Another unexpected finding in our study was the relatively high incidence of VF/VT arrest. We found an incidence of 41% for VF/VT compared with previous reports of 3% (<8 years) to 19% (<20 years).10 11 The primary rhythm reported for cardiac arrest in children is typically bradycardia that progresses to asystole or pulseless electrical activity.12 13 Therefore, the pediatric advanced life support recommendations focus on early airway manipulations and the initiation of chest compressions rather than early activation of emergency medical services and, thus, defibrillation.14 Our results suggest that the sequence of resuscitation may have to be different for this subpopulation of patients. The true prevalence of VF/VT during pediatric cardiac arrest remains unknown, and there are few data on primary rhythm at arrest for children in the intensive care unit. A possible explanation for this higher incidence of VF/VT is that the infants in our patient population had congenital heart disease, underwent congenital heart surgery, and thus were exposed to poor hemodynamics, ventriculotomies, and myocardial ischemia during cardiopulmonary bypass and hypothermic circulatory arrest. These exposures may have predisposed our patients to VF/VT. Furthermore, patients who responded to airway interventions only were excluded from the study group. These patients, as well as any patient sustaining a pure respiratory event, are more likely to have non-VF/VT as the primary arrest rhythm.12
The limitations of this study are most importantly related to the inherent problems of a historical cohort study design: the inconsistent nature of information in medical records and, therefore, the possibility of patients sustaining an arrest and not being identified or of parameters not being accurately documented. The small number and heterogeneity of patients in this series may have affected the statistical power of the study and made comparisons difficult. Comparisons with the literature and applications of our data are also limited because we included only infants.

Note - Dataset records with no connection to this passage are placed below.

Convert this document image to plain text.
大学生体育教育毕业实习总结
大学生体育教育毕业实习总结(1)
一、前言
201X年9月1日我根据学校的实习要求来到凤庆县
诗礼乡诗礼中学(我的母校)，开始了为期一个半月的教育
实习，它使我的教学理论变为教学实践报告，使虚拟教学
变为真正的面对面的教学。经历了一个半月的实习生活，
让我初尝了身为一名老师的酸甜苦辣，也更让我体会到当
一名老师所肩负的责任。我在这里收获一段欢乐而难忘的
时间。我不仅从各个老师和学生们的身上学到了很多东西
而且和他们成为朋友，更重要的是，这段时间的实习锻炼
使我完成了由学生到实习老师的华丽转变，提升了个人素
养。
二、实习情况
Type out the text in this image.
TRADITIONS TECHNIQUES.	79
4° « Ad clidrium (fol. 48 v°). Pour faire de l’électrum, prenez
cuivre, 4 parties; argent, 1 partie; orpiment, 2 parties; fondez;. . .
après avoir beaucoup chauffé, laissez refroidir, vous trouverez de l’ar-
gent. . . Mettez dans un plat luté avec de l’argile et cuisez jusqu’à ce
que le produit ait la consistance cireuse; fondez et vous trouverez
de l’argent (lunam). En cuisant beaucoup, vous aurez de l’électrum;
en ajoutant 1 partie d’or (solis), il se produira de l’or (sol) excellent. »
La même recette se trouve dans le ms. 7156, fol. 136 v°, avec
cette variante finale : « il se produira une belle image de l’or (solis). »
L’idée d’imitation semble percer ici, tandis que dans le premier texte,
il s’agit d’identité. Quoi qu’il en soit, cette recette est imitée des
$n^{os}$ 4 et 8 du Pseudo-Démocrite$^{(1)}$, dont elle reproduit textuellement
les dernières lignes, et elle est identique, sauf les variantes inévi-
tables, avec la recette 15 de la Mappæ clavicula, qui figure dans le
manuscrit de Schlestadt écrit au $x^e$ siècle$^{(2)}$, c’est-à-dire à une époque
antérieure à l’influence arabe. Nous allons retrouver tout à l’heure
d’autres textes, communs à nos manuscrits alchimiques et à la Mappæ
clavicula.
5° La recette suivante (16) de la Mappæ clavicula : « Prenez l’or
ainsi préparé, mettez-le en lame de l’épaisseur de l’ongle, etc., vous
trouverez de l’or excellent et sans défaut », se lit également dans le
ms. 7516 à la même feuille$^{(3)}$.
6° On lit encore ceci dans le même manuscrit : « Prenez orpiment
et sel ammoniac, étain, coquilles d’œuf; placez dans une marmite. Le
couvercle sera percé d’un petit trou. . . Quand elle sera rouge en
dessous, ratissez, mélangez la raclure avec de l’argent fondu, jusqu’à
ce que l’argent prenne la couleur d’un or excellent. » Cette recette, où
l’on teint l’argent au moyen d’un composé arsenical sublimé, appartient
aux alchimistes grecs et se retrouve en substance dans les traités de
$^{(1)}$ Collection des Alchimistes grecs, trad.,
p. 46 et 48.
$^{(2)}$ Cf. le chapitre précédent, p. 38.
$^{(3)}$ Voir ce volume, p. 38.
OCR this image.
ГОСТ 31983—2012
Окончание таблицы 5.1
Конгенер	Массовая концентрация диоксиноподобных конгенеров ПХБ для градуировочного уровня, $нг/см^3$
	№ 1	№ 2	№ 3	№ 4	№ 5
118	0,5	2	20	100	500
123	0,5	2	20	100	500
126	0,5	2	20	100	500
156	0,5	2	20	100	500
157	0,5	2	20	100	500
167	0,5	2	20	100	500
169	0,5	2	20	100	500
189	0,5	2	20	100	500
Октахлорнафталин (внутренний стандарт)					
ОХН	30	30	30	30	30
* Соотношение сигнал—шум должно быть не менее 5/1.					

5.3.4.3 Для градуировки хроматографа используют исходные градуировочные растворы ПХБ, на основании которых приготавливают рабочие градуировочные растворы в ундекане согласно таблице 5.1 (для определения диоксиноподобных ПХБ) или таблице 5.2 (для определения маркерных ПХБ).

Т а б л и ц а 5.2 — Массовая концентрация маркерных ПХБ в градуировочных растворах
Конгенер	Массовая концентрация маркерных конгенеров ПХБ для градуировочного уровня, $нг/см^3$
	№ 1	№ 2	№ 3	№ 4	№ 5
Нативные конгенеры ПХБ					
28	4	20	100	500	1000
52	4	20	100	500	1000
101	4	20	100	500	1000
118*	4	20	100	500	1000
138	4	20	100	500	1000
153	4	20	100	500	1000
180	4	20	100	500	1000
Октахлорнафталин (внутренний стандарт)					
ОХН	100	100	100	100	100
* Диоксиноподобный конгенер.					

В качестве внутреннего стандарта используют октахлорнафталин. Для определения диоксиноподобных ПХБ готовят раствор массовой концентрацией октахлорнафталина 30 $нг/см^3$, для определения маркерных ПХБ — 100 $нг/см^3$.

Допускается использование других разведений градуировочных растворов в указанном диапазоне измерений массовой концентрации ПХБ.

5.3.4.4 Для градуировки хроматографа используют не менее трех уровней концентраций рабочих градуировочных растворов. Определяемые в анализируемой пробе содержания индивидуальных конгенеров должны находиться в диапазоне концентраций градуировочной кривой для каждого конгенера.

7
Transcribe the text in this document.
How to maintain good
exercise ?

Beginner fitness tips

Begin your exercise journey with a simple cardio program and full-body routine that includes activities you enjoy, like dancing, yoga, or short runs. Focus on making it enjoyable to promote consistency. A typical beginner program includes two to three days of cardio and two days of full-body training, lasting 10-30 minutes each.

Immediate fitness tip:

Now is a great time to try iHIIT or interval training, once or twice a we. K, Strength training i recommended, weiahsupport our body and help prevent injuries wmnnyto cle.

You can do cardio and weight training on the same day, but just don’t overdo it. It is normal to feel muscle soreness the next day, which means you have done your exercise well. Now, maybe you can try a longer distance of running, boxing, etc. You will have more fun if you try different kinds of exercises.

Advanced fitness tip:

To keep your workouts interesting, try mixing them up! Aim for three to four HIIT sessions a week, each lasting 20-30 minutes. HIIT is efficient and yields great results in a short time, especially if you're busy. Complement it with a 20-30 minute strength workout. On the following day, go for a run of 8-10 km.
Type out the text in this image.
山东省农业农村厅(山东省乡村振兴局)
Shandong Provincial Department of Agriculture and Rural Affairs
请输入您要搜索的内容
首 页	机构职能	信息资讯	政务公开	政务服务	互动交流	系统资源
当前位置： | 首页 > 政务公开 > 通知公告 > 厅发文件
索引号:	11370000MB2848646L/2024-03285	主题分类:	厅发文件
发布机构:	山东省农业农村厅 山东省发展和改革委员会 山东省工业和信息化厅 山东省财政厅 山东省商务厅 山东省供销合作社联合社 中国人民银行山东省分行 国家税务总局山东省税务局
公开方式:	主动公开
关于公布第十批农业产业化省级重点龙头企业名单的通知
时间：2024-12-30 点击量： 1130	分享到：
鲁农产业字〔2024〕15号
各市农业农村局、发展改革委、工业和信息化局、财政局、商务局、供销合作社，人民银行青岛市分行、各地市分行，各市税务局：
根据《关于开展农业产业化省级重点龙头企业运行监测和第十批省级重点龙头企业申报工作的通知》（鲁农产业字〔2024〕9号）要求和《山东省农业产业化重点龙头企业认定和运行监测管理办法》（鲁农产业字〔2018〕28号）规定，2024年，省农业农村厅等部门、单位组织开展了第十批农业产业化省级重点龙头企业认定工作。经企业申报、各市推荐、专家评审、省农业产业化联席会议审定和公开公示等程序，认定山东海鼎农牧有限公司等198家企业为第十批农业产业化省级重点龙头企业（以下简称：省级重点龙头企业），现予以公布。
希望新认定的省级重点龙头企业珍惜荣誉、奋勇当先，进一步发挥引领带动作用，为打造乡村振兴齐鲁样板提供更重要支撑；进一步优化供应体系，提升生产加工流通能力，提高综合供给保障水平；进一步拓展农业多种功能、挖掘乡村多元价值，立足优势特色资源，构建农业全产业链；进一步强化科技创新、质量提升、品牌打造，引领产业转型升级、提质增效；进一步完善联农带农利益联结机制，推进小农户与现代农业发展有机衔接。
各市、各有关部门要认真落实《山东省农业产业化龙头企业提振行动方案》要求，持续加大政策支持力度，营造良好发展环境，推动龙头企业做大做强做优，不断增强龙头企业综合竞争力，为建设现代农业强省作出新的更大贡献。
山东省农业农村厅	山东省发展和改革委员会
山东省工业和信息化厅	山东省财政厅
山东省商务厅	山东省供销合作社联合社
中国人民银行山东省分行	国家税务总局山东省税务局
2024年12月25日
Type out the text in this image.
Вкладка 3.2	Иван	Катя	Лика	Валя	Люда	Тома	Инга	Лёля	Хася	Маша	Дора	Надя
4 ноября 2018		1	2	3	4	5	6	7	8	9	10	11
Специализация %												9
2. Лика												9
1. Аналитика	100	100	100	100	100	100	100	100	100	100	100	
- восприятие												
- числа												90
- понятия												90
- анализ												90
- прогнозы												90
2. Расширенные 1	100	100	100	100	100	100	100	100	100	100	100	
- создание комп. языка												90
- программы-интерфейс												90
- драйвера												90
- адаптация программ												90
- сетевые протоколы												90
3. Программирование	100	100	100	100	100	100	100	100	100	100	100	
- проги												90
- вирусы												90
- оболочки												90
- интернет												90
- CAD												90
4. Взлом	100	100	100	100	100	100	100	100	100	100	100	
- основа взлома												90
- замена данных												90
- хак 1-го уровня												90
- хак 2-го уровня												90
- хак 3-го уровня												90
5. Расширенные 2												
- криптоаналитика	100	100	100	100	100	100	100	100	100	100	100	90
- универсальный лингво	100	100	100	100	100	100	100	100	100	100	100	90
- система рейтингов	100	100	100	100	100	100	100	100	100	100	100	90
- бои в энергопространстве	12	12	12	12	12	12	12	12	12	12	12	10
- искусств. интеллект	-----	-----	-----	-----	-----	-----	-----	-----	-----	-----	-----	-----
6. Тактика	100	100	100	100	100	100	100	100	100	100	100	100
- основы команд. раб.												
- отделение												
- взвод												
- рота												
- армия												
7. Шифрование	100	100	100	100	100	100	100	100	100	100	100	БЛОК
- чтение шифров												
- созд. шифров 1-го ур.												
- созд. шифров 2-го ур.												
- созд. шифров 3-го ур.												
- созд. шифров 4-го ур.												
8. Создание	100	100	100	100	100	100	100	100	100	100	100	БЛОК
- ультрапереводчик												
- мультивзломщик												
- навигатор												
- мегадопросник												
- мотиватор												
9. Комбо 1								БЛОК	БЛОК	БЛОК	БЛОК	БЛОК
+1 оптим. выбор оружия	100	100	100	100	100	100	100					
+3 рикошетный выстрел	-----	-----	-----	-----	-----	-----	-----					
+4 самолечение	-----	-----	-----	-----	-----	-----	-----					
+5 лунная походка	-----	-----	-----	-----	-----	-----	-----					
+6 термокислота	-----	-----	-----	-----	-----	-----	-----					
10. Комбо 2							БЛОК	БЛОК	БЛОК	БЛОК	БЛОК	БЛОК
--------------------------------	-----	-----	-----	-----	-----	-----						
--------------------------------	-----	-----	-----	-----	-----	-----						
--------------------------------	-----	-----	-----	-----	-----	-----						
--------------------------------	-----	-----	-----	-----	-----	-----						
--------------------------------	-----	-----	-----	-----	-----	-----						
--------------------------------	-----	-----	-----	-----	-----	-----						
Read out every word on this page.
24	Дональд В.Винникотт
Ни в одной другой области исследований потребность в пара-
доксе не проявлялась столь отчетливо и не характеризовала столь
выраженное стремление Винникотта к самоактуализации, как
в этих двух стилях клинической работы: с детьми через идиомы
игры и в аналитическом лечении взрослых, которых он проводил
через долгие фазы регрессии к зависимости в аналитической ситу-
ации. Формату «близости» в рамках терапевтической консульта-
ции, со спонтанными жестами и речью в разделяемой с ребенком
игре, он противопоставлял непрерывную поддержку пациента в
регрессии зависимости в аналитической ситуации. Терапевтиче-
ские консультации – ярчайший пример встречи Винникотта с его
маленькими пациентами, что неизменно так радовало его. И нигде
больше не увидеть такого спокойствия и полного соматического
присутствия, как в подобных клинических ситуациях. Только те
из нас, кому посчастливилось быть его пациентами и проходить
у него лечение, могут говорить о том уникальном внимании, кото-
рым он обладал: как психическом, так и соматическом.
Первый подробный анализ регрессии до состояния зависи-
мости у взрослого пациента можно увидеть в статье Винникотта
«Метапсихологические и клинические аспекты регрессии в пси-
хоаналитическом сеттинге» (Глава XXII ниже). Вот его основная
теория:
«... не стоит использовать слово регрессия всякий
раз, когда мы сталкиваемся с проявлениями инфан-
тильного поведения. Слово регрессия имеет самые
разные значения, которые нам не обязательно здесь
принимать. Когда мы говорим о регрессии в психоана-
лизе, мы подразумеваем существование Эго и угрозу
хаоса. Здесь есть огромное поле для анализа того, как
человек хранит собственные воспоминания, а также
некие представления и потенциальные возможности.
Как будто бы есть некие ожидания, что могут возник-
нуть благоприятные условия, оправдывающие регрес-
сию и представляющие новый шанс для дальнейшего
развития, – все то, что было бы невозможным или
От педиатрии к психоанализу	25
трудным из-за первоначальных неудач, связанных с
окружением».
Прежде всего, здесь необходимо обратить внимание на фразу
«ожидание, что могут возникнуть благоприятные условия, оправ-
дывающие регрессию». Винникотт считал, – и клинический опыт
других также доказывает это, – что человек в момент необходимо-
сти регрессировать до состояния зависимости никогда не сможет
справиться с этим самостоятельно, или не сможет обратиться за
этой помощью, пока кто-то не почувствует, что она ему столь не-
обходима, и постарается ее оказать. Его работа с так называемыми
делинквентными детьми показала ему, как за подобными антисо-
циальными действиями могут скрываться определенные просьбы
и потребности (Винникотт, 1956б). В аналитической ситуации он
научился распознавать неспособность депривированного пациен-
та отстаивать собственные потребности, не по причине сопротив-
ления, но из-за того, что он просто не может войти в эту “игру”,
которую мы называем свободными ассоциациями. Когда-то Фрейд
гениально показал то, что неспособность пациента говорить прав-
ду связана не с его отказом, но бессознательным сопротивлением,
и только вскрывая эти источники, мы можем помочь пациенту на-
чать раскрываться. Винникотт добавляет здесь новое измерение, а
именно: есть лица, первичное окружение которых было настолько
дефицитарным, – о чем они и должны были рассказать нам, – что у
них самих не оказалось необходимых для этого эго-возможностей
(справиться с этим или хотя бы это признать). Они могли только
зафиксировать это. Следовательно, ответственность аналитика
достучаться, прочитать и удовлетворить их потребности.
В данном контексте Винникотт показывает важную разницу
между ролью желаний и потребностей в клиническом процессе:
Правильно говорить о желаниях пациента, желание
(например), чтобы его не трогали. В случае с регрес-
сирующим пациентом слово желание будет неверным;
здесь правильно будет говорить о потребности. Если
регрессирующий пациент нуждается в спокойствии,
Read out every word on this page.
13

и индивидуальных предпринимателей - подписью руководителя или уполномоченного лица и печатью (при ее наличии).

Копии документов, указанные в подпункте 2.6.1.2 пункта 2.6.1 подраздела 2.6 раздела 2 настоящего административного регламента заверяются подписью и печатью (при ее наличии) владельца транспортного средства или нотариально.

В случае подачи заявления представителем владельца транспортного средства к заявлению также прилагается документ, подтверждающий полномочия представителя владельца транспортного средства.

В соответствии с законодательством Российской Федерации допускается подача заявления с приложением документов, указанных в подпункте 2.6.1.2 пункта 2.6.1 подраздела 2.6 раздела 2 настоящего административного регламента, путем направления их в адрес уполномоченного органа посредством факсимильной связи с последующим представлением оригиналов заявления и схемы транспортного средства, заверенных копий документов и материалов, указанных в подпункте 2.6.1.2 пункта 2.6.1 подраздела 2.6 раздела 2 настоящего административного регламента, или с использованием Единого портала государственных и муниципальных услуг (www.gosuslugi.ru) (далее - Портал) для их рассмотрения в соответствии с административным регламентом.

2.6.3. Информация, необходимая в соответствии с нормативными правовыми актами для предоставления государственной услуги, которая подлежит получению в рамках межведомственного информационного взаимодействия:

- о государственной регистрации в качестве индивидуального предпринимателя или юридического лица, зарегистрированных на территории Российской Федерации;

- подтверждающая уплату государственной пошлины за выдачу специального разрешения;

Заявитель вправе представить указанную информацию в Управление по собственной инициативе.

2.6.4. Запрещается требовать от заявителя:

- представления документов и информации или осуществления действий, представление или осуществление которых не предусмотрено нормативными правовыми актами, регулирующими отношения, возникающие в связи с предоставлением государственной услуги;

Cardiac arrest survival rates in infants after congenital heart surgery were better than those for the general pediatric intensive care unit population as a whole. Univentricular physiology did not increase the risk of death after cardiac arrest. Infants with more hemodynamic compromise before arrest as demonstrated by lower MAP and higher inotropic support were less likely to survive. Infants with prearrest inotrope scores of >40 did not survive their arrest. The incidence of VF/VT was significantly higher than that in previous reports, suggesting that the pediatric advanced life support recommendations for this subpopulation may have to be modified. Survival was less likely as resuscitation duration increased, but a resuscitation time of >30 minutes did not necessitate poor outcome. Predetermined end points of resuscitation may lead to premature cessation with lower survival rates. Neurological and developmental evaluations of long-term survivors are warranted.